Performing Music Generation Using Stable Diffusion

Project Details

Student(s): Ali Zayat
Advisor(s): Dr. Joe Tekli | Co-Supervisor: Ralph Abboud, Ph.D.
Department: Electrical & Computer
Academic Year(s): 2024-2025

Abstract

The rise of Artificial Intelligence (AI) and Deep Learning (DL) over the past few years has been unprecedented, with DL performing various complex tasks almost indistinguishably from humans, even in artistic domains. However, many notable frontiers remain such as the field of music generation, where widely known and utilized AI and DL models are still lacking. In this paper, we propose a novel method for generating music leveraging Stable Diffusion (SD) techniques. Our approach consists of a four stage pipeline: i) encoding input MIDI (computer music format) files as 2D images, ii) fine-tuning a SD model to process the encoded images, iii) using the SD model to generate new images based on the trained ones, and iv) decoding the generated images to produce new pieces of music. Our method’s results greatly depend on how the MIDI data is encoded and decoded, since it provides the main source of information for the SD model.

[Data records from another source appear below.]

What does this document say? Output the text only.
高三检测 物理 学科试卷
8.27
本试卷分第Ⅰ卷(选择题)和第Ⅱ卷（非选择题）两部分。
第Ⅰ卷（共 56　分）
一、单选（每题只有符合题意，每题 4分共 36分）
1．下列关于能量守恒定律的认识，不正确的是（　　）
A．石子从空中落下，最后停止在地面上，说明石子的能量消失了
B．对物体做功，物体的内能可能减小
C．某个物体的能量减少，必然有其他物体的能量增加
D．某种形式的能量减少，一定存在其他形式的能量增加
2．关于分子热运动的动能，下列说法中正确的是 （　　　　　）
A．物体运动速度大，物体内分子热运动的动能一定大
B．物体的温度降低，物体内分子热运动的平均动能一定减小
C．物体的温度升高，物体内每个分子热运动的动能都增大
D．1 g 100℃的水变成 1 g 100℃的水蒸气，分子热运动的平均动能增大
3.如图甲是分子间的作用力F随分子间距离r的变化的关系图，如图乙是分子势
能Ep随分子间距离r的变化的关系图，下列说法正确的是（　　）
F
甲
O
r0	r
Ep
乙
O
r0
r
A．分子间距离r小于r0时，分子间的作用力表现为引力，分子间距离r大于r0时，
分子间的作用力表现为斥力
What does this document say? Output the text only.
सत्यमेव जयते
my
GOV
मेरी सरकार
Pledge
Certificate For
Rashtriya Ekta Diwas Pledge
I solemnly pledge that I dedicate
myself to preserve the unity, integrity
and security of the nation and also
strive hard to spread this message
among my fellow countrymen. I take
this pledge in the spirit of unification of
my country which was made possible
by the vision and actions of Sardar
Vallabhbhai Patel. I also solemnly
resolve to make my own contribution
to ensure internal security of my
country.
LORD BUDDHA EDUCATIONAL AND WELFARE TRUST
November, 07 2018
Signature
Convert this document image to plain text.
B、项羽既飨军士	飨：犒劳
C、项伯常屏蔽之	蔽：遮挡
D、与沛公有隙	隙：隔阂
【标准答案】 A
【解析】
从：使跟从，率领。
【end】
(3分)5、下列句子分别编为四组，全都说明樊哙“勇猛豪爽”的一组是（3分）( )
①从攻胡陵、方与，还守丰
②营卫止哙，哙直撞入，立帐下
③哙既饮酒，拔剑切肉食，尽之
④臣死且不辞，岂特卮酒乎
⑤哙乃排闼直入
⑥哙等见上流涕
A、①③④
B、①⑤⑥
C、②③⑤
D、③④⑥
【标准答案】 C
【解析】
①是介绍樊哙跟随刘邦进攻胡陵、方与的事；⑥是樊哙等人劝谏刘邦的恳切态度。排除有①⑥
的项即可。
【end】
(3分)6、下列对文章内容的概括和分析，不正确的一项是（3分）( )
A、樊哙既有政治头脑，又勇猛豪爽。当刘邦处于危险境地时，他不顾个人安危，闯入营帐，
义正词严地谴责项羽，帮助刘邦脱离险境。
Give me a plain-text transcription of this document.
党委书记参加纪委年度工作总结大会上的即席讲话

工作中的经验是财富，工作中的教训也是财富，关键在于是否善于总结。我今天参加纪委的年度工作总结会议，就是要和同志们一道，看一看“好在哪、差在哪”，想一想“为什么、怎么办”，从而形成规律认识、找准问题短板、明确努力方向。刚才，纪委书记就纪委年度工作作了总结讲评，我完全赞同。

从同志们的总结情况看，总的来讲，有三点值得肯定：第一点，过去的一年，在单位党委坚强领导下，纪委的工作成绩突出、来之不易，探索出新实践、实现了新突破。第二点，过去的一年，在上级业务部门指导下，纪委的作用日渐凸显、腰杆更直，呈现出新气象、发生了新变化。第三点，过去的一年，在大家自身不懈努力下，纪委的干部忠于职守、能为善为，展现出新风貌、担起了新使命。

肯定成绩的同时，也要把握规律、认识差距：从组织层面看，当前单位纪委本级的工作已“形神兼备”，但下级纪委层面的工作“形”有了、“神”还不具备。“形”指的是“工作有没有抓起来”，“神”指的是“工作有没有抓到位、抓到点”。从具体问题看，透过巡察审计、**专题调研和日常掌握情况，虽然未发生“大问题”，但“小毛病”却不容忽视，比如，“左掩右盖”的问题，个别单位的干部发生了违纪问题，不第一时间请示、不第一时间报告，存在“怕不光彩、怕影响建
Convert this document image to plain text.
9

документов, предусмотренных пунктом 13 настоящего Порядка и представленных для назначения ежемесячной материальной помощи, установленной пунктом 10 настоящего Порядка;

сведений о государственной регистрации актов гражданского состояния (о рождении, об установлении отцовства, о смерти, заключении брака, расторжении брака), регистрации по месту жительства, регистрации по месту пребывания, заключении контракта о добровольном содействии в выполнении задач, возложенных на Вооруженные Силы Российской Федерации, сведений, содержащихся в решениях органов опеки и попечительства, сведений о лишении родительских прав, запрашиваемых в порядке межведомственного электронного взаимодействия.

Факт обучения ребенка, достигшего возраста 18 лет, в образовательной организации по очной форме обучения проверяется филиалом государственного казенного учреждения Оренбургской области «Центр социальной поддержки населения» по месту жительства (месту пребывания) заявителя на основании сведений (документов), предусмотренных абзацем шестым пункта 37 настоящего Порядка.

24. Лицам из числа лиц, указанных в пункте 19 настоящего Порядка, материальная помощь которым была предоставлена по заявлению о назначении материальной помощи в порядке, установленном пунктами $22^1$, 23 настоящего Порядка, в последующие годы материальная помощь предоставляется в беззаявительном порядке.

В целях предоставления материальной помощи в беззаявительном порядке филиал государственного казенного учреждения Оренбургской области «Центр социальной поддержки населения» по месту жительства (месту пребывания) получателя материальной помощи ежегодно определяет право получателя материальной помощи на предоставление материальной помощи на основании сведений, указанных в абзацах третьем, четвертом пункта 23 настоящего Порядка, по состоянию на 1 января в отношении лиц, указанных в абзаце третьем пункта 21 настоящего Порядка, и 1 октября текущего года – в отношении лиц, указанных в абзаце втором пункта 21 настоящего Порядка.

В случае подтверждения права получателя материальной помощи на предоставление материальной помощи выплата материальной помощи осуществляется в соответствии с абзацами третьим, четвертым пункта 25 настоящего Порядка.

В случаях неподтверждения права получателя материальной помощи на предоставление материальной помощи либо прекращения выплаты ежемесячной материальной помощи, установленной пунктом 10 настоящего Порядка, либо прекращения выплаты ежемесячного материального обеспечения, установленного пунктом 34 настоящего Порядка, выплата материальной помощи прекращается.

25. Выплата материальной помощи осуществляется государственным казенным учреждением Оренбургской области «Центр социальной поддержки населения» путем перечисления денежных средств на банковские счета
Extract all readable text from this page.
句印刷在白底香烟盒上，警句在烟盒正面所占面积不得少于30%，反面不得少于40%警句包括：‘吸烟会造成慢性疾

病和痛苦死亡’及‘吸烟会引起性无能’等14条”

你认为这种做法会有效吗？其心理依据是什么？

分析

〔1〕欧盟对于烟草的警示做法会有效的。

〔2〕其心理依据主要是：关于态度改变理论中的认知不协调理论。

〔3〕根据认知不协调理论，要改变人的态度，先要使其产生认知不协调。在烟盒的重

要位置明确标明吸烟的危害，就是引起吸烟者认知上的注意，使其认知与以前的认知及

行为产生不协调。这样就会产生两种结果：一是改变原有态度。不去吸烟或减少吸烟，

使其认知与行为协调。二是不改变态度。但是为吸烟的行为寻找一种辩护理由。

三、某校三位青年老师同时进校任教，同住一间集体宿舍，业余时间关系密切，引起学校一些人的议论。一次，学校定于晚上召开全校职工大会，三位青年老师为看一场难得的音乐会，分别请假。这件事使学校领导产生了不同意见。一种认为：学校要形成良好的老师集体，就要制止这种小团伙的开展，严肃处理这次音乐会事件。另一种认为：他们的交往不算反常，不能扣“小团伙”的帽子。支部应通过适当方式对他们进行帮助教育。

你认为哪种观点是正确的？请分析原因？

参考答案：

The training images will be labelled using the artist’s name, emotions, and music genre representing the piece (e.g., Chopin, romantic, surprise, joy). This ensures that on the one hand, we have some control over the output, and on the other hand, that it is vague enough to allow new results to emerge. Through experimental validation, we plan to demonstrate the effectiveness of our method in generating high-quality musical compositions across various styles, emotions, and artistic expressions, paving the way for innovative applications in music production and composition assistance.